The timeline for reaching a final agreement is severely constrained because, under the US trade promotion act (TPA) of 2002 which expires mid 2007, Congress must either accept or refuse the end result of the negotiations. Past that date, Congress will resume its power to amend the agreement as much as it wants, severely diminishing chances of acceptation. In order for the text to be presented to Congress in time, a final text must be reached before the end of 2006, which means that full modalities for agricultural and industrial trade opening must be reached before the end of July, when the WTO closes for the summer break.

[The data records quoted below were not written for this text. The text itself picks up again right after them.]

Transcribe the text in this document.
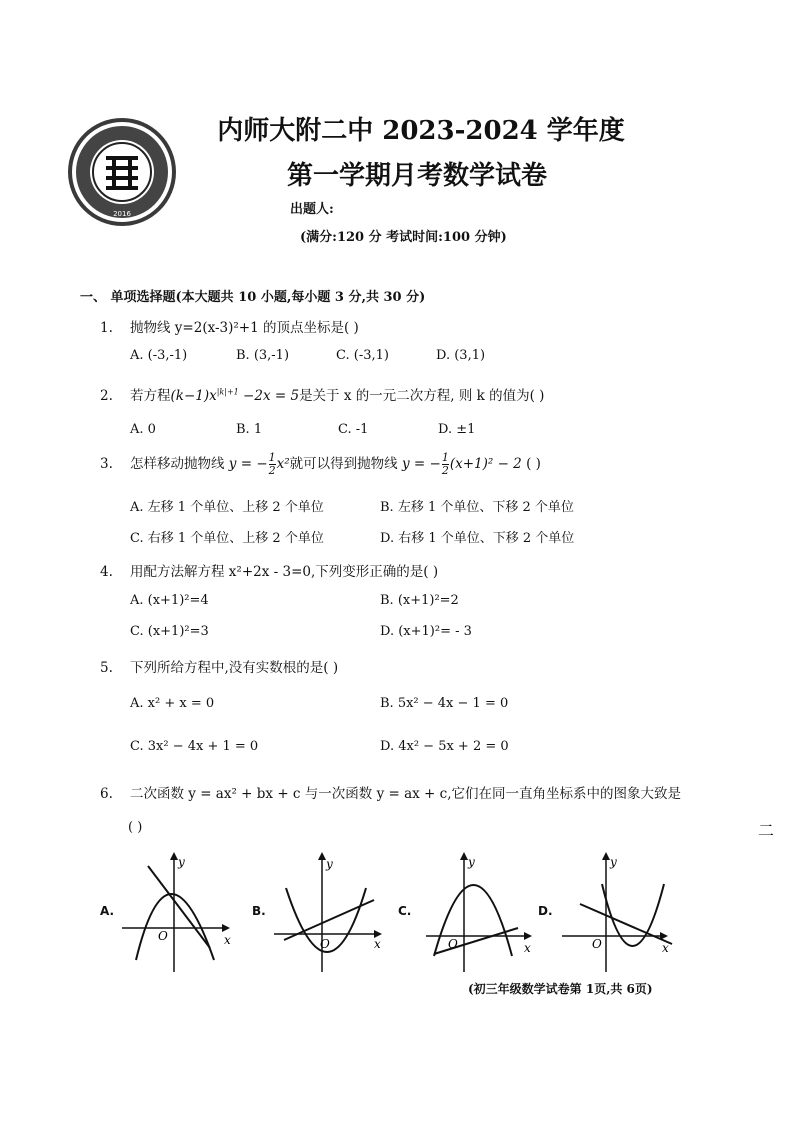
2016
内师大附二中 2023-2024 学年度
第一学期月考数学试卷
出题人:
(满分:120 分 考试时间:100 分钟)
一、 单项选择题(本大题共 10 小题,每小题 3 分,共 30 分)
1. 抛物线 y=2(x-3)²+1 的顶点坐标是( )
A. (-3,-1)	B. (3,-1)	C. (-3,1)	D. (3,1)
2. 若方程$(k-1)x^{|k|+1} -2x = 5$是关于 x 的一元二次方程, 则 k 的值为( )
A. 0	B. 1	C. -1	D. ±1
3. 怎样移动抛物线 y = − $\frac{1}{2} x^2$就可以得到抛物线 y = − $\frac{1}{2} (x+1)^2 - 2$ ( )
A. 左移 1 个单位、上移 2 个单位	B. 左移 1 个单位、下移 2 个单位
C. 右移 1 个单位、上移 2 个单位	D. 右移 1 个单位、下移 2 个单位
4. 用配方法解方程 x²+2x - 3=0,下列变形正确的是( )
A. (x+1)²=4	B. (x+1)²=2
C. (x+1)²=3	D. (x+1)²= - 3
5. 下列所给方程中,没有实数根的是( )
A. x² + x = 0	B. 5x² − 4x − 1 = 0
C. 3x² − 4x + 1 = 0	D. 4x² − 5x + 2 = 0
6. 二次函数 y = ax² + bx + c 与一次函数 y = ax + c,它们在同一直角坐标系中的图象大致是
( )
A.
y
x
O
B.
y
x
O
C.
y
x
O
D.
y
x
O
(初三年级数学试卷第 1页,共 6页)
二
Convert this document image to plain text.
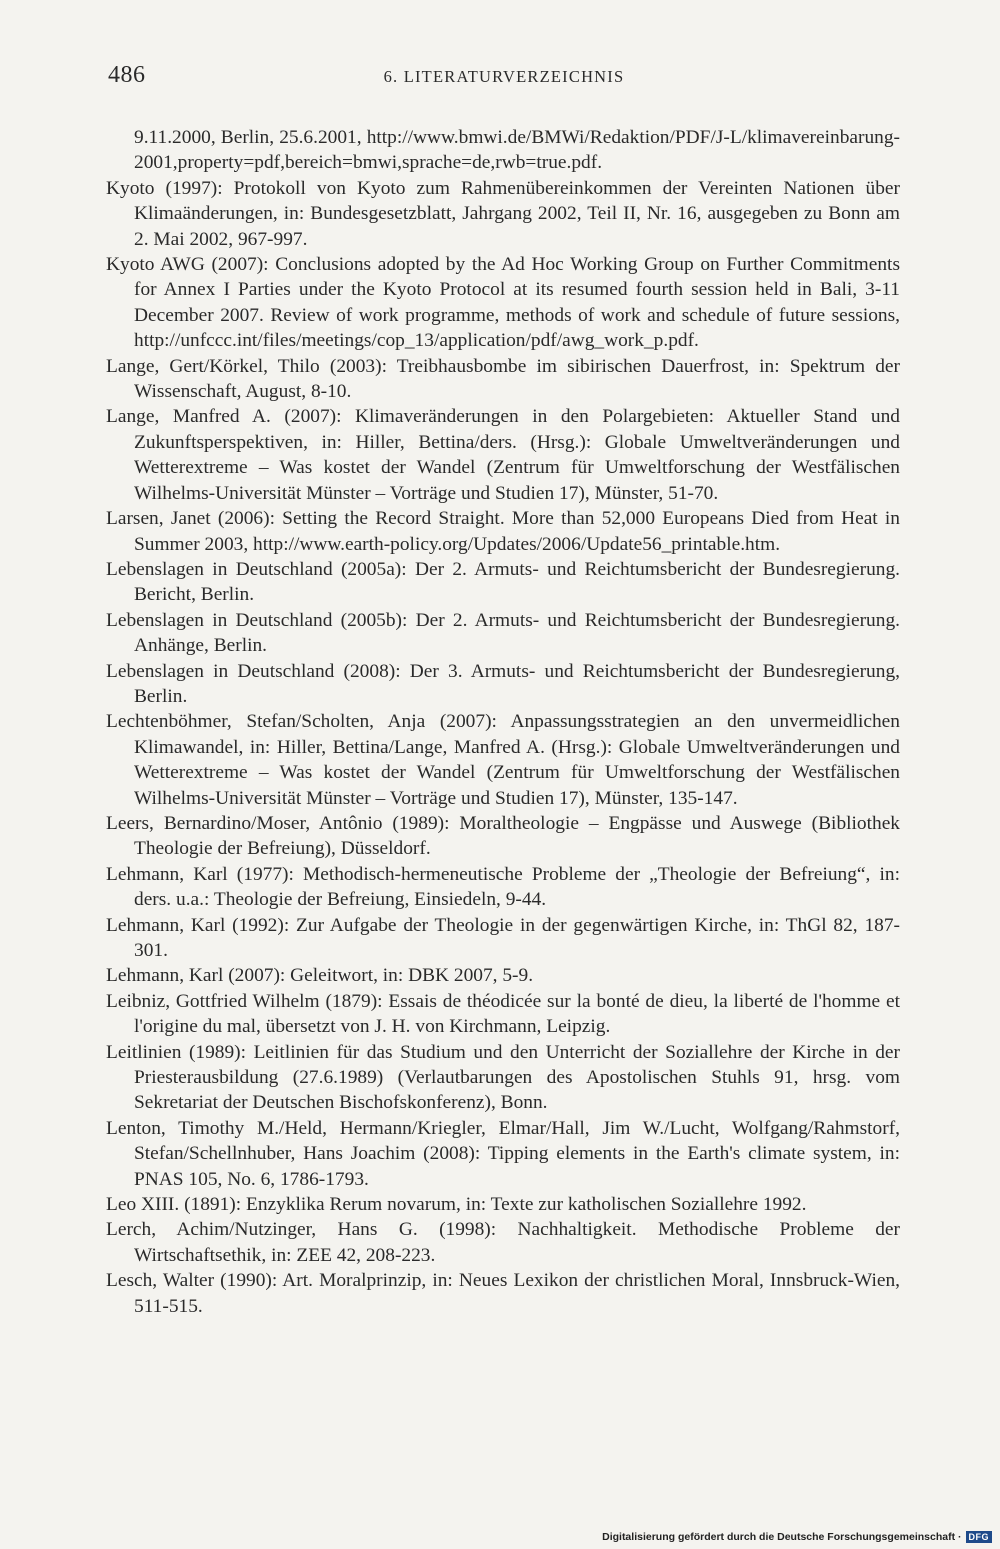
486	6. LITERATURVERZEICHNIS

9.11.2000, Berlin, 25.6.2001, http://www.bmwi.de/BMWi/Redaktion/PDF/J-L/klimavereinbarung-2001,property=pdf,bereich=bmwi,sprache=de,rwb=true.pdf.

Kyoto (1997): Protokoll von Kyoto zum Rahmenübereinkommen der Vereinten Nationen über Klimaänderungen, in: Bundesgesetzblatt, Jahrgang 2002, Teil II, Nr. 16, ausgegeben zu Bonn am 2. Mai 2002, 967-997.

Kyoto AWG (2007): Conclusions adopted by the Ad Hoc Working Group on Further Commitments for Annex I Parties under the Kyoto Protocol at its resumed fourth session held in Bali, 3-11 December 2007. Review of work programme, methods of work and schedule of future sessions, http://unfccc.int/files/meetings/cop_13/application/pdf/awg_work_p.pdf.

Lange, Gert/Körkel, Thilo (2003): Treibhausbombe im sibirischen Dauerfrost, in: Spektrum der Wissenschaft, August, 8-10.

Lange, Manfred A. (2007): Klimaveränderungen in den Polargebieten: Aktueller Stand und Zukunftsperspektiven, in: Hiller, Bettina/ders. (Hrsg.): Globale Umweltveränderungen und Wetterextreme – Was kostet der Wandel (Zentrum für Umweltforschung der Westfälischen Wilhelms-Universität Münster – Vorträge und Studien 17), Münster, 51-70.

Larsen, Janet (2006): Setting the Record Straight. More than 52,000 Europeans Died from Heat in Summer 2003, http://www.earth-policy.org/Updates/2006/Update56_printable.htm.

Lebenslagen in Deutschland (2005a): Der 2. Armuts- und Reichtumsbericht der Bundesregierung. Bericht, Berlin.

Lebenslagen in Deutschland (2005b): Der 2. Armuts- und Reichtumsbericht der Bundesregierung. Anhänge, Berlin.

Lebenslagen in Deutschland (2008): Der 3. Armuts- und Reichtumsbericht der Bundesregierung, Berlin.

Lechtenböhmer, Stefan/Scholten, Anja (2007): Anpassungsstrategien an den unvermeidlichen Klimawandel, in: Hiller, Bettina/Lange, Manfred A. (Hrsg.): Globale Umweltveränderungen und Wetterextreme – Was kostet der Wandel (Zentrum für Umweltforschung der Westfälischen Wilhelms-Universität Münster – Vorträge und Studien 17), Münster, 135-147.

Leers, Bernardino/Moser, Antônio (1989): Moraltheologie – Engpässe und Auswege (Bibliothek Theologie der Befreiung), Düsseldorf.

Lehmann, Karl (1977): Methodisch-hermeneutische Probleme der „Theologie der Befreiung“, in: ders. u.a.: Theologie der Befreiung, Einsiedeln, 9-44.

Lehmann, Karl (1992): Zur Aufgabe der Theologie in der gegenwärtigen Kirche, in: ThGl 82, 187-301.

Lehmann, Karl (2007): Geleitwort, in: DBK 2007, 5-9.

Leibniz, Gottfried Wilhelm (1879): Essais de théodicée sur la bonté de dieu, la liberté de l'homme et l'origine du mal, übersetzt von J. H. von Kirchmann, Leipzig.

Leitlinien (1989): Leitlinien für das Studium und den Unterricht der Soziallehre der Kirche in der Priesterausbildung (27.6.1989) (Verlautbarungen des Apostolischen Stuhls 91, hrsg. vom Sekretariat der Deutschen Bischofskonferenz), Bonn.

Lenton, Timothy M./Held, Hermann/Kriegler, Elmar/Hall, Jim W./Lucht, Wolfgang/Rahmstorf, Stefan/Schellnhuber, Hans Joachim (2008): Tipping elements in the Earth's climate system, in: PNAS 105, No. 6, 1786-1793.

Leo XIII. (1891): Enzyklika Rerum novarum, in: Texte zur katholischen Soziallehre 1992.

Lerch, Achim/Nutzinger, Hans G. (1998): Nachhaltigkeit. Methodische Probleme der Wirtschaftsethik, in: ZEE 42, 208-223.

Lesch, Walter (1990): Art. Moralprinzip, in: Neues Lexikon der christlichen Moral, Innsbruck-Wien, 511-515.

Digitalisierung gefördert durch die Deutsche Forschungsgemeinschaft · DFG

Agricultural and industrial market opening:
There is a common understanding that agreement must be reached on these points before other important issues, such as services liberalisation, trade facilitation and the revision of WTO rules on anti-dumping, can be tackled. The key players in the debate are the EU, US and the G20 group of developing countries. Their demands are interlinked and each player will have to make a step towards the other if an agreement is to be reached:
- Cuts on agricultural subsidies: The US will have to commit to further cuts in trade-distorting subsidies if it wishes to achieve an ambitious result to the discussions.
- Increase in agricultural market access: Both the US and the G20 are demanding that the EU increase its commitment to reducing agricultural tariffs. So far the EU has promised an average cut of 39%, bringing its average agricultural tariff down to 12%, but has signalled that it could move ‘significantly’ (although not the whole way) towards the G20’s request of an average cut of 54% if both the G20 and US improve their own offers in other areas.

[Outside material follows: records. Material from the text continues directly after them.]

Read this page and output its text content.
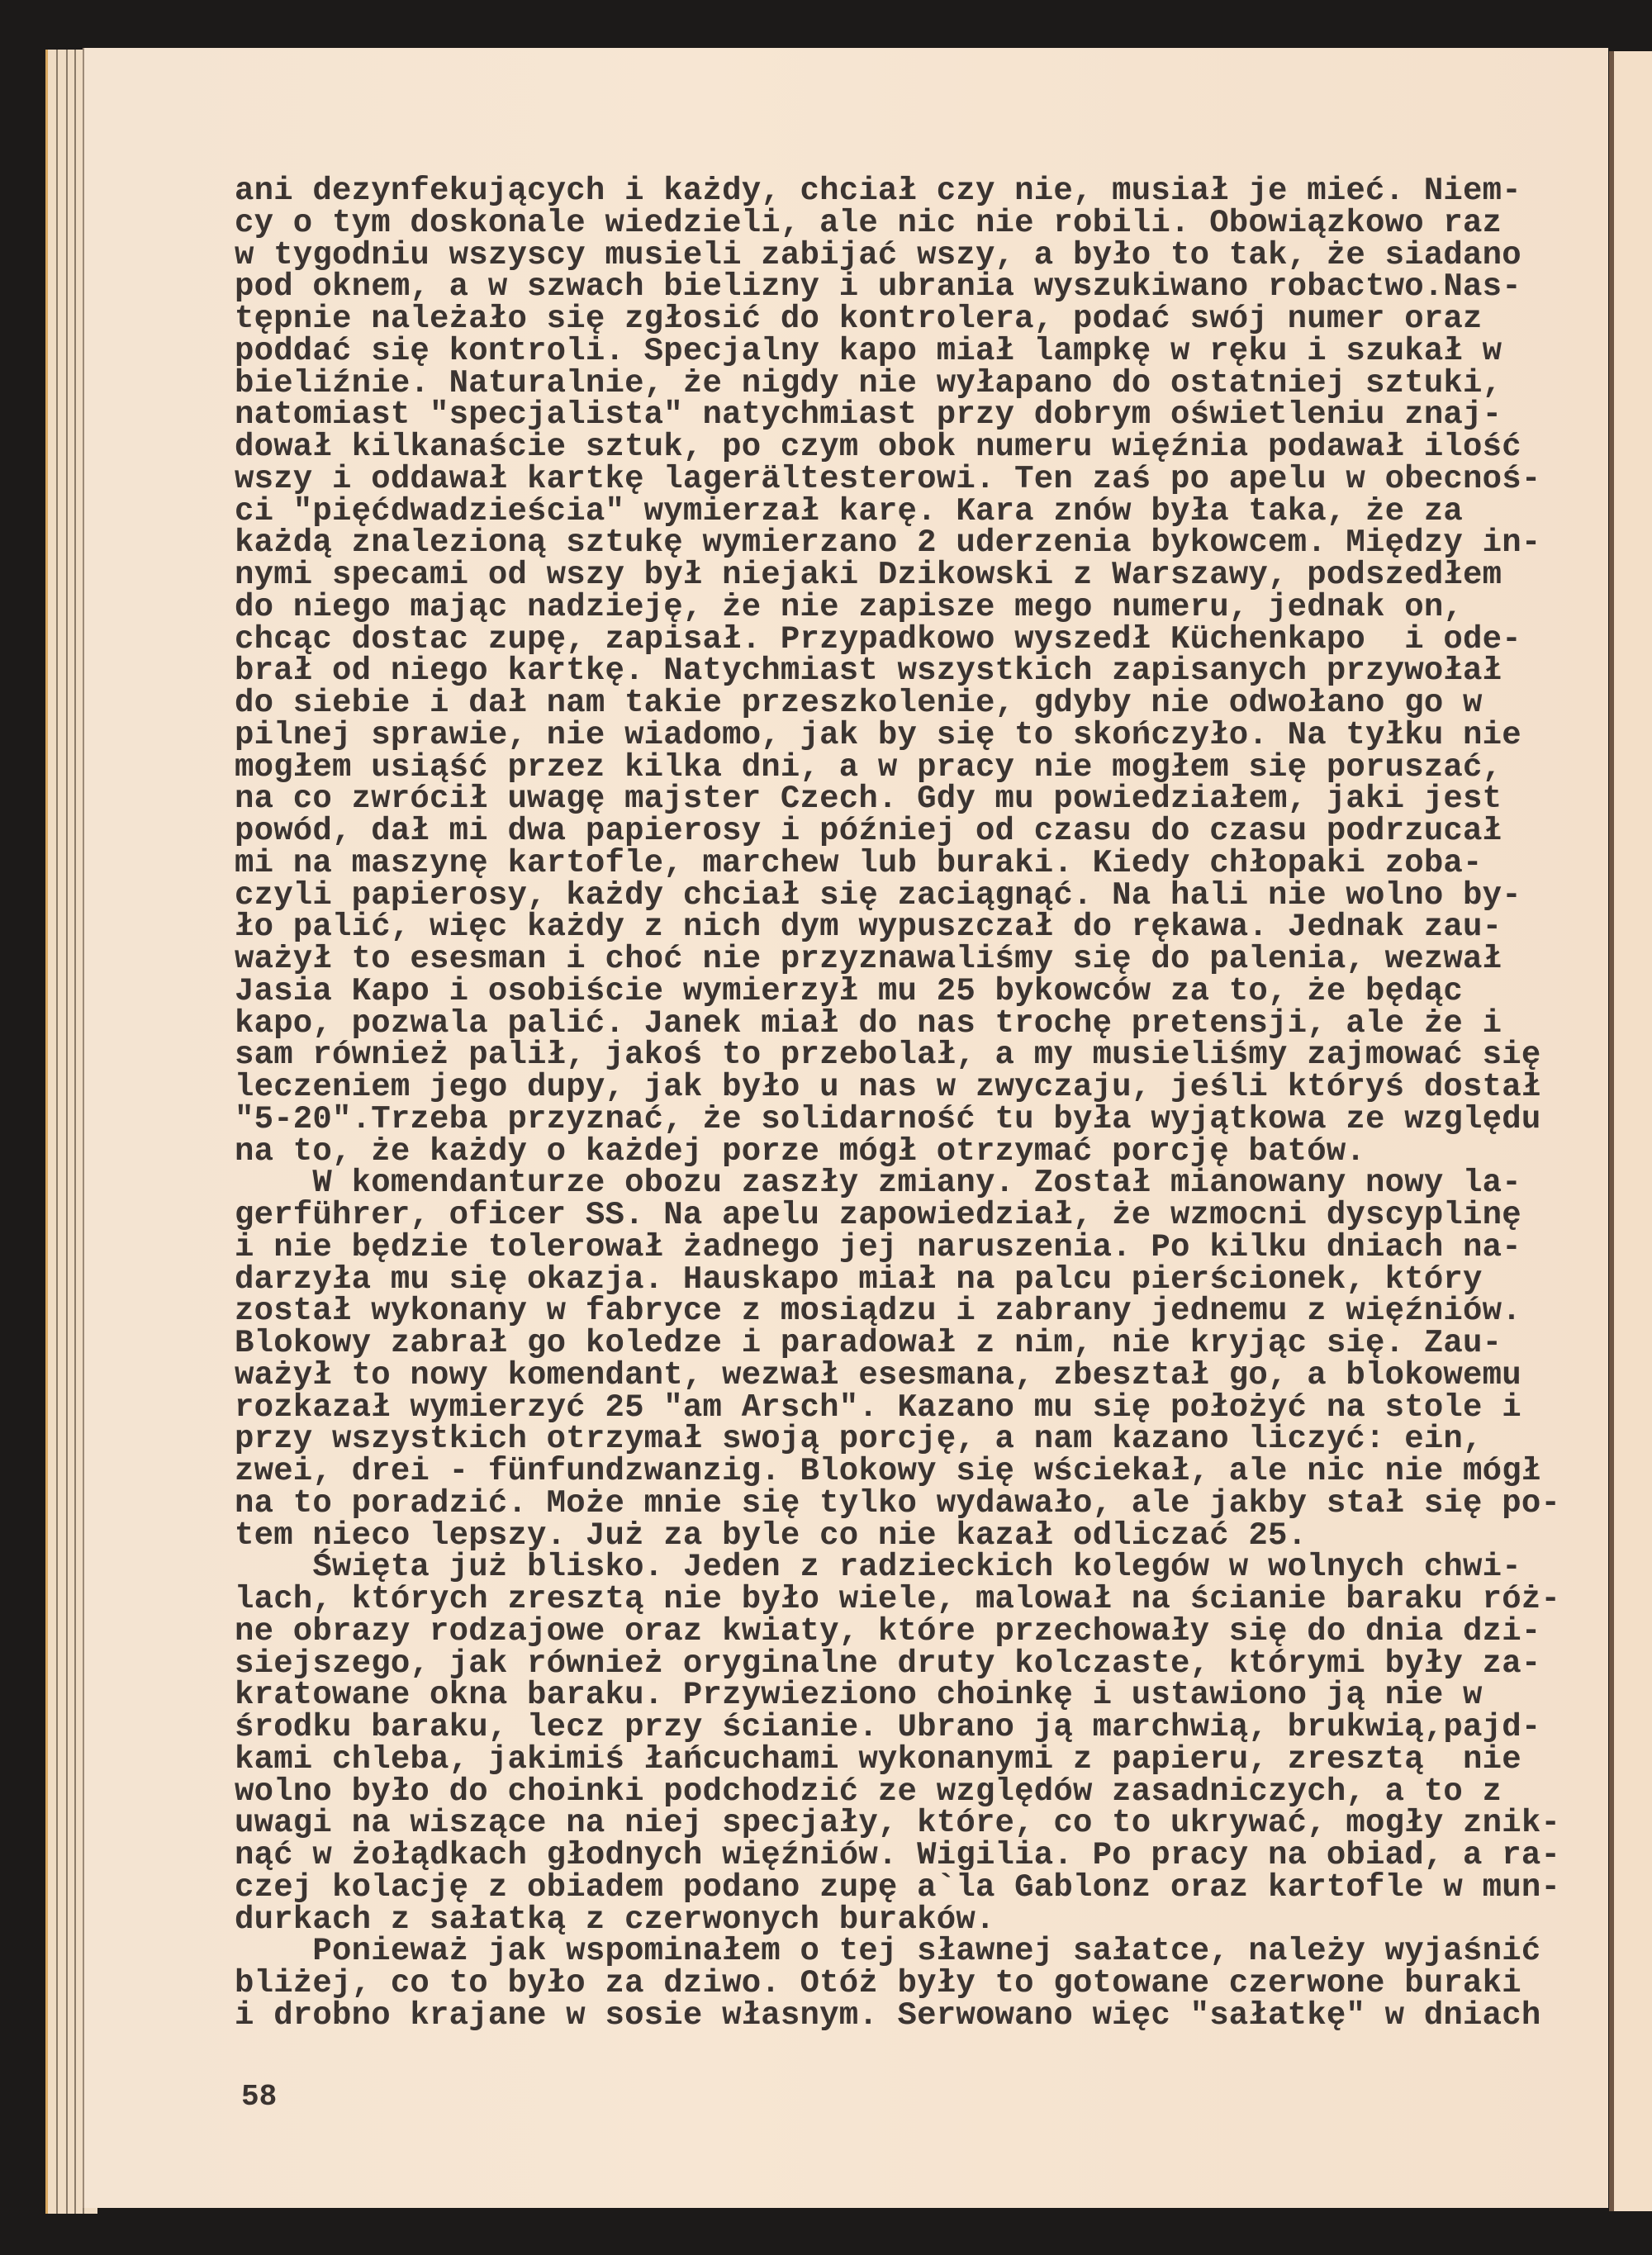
ani dezynfekujących i każdy, chciał czy nie, musiał je mieć. Niem-
cy o tym doskonale wiedzieli, ale nic nie robili. Obowiązkowo raz
w tygodniu wszyscy musieli zabijać wszy, a było to tak, że siadano
pod oknem, a w szwach bielizny i ubrania wyszukiwano robactwo.Nas-
tępnie należało się zgłosić do kontrolera, podać swój numer oraz
poddać się kontroli. Specjalny kapo miał lampkę w ręku i szukał w
bieliźnie. Naturalnie, że nigdy nie wyłapano do ostatniej sztuki,
natomiast "specjalista" natychmiast przy dobrym oświetleniu znaj-
dował kilkanaście sztuk, po czym obok numeru więźnia podawał ilość
wszy i oddawał kartkę lagerältesterowi. Ten zaś po apelu w obecnoś-
ci "pięćdwadzieścia" wymierzał karę. Kara znów była taka, że za
każdą znalezioną sztukę wymierzano 2 uderzenia bykowcem. Między in-
nymi specami od wszy był niejaki Dzikowski z Warszawy, podszedłem
do niego mając nadzieję, że nie zapisze mego numeru, jednak on,
chcąc dostac zupę, zapisał. Przypadkowo wyszedł Küchenkapo  i ode-
brał od niego kartkę. Natychmiast wszystkich zapisanych przywołał
do siebie i dał nam takie przeszkolenie, gdyby nie odwołano go w
pilnej sprawie, nie wiadomo, jak by się to skończyło. Na tyłku nie
mogłem usiąść przez kilka dni, a w pracy nie mogłem się poruszać,
na co zwrócił uwagę majster Czech. Gdy mu powiedziałem, jaki jest
powód, dał mi dwa papierosy i później od czasu do czasu podrzucał
mi na maszynę kartofle, marchew lub buraki. Kiedy chłopaki zoba-
czyli papierosy, każdy chciał się zaciągnąć. Na hali nie wolno by-
ło palić, więc każdy z nich dym wypuszczał do rękawa. Jednak zau-
ważył to esesman i choć nie przyznawaliśmy się do palenia, wezwał
Jasia Kapo i osobiście wymierzył mu 25 bykowców za to, że będąc
kapo, pozwala palić. Janek miał do nas trochę pretensji, ale że i
sam również palił, jakoś to przebolał, a my musieliśmy zajmować się
leczeniem jego dupy, jak było u nas w zwyczaju, jeśli któryś dostał
"5-20".Trzeba przyznać, że solidarność tu była wyjątkowa ze względu
na to, że każdy o każdej porze mógł otrzymać porcję batów.
W komendanturze obozu zaszły zmiany. Został mianowany nowy la-
gerführer, oficer SS. Na apelu zapowiedział, że wzmocni dyscyplinę
i nie będzie tolerował żadnego jej naruszenia. Po kilku dniach na-
darzyła mu się okazja. Hauskapo miał na palcu pierścionek, który
został wykonany w fabryce z mosiądzu i zabrany jednemu z więźniów.
Blokowy zabrał go koledze i paradował z nim, nie kryjąc się. Zau-
ważył to nowy komendant, wezwał esesmana, zbeształ go, a blokowemu
rozkazał wymierzyć 25 "am Arsch". Kazano mu się położyć na stole i
przy wszystkich otrzymał swoją porcję, a nam kazano liczyć: ein,
zwei, drei - fünfundzwanzig. Blokowy się wściekał, ale nic nie mógł
na to poradzić. Może mnie się tylko wydawało, ale jakby stał się po-
tem nieco lepszy. Już za byle co nie kazał odliczać 25.
Święta już blisko. Jeden z radzieckich kolegów w wolnych chwi-
lach, których zresztą nie było wiele, malował na ścianie baraku róż-
ne obrazy rodzajowe oraz kwiaty, które przechowały się do dnia dzi-
siejszego, jak również oryginalne druty kolczaste, którymi były za-
kratowane okna baraku. Przywieziono choinkę i ustawiono ją nie w
środku baraku, lecz przy ścianie. Ubrano ją marchwią, brukwią,pajd-
kami chleba, jakimiś łańcuchami wykonanymi z papieru, zresztą  nie
wolno było do choinki podchodzić ze względów zasadniczych, a to z
uwagi na wiszące na niej specjały, które, co to ukrywać, mogły znik-
nąć w żołądkach głodnych więźniów. Wigilia. Po pracy na obiad, a ra-
czej kolację z obiadem podano zupę a`la Gablonz oraz kartofle w mun-
durkach z sałatką z czerwonych buraków.
Ponieważ jak wspominałem o tej sławnej sałatce, należy wyjaśnić
bliżej, co to było za dziwo. Otóż były to gotowane czerwone buraki
i drobno krajane w sosie własnym. Serwowano więc "sałatkę" w dniach
58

- Reducing industrial tariffs: The EU and the US will not make any additional commitments as long as emerging developing countries, such as Brazil, India and China, do not commit to giving real access to their manufactures – and also to their services - markets. The Ministerial meeting on June 28th 2006 will mainly attempt to achieve a broad agreement on these issues.
Respecting the “Development agenda”:
Although the main debate has stalled on the issues of agricultural and industrial trade liberalisation, many studies point to the fact that the main gains for developing countries will be derived from services liberalisation and trade facilitation, which still need to be discussed.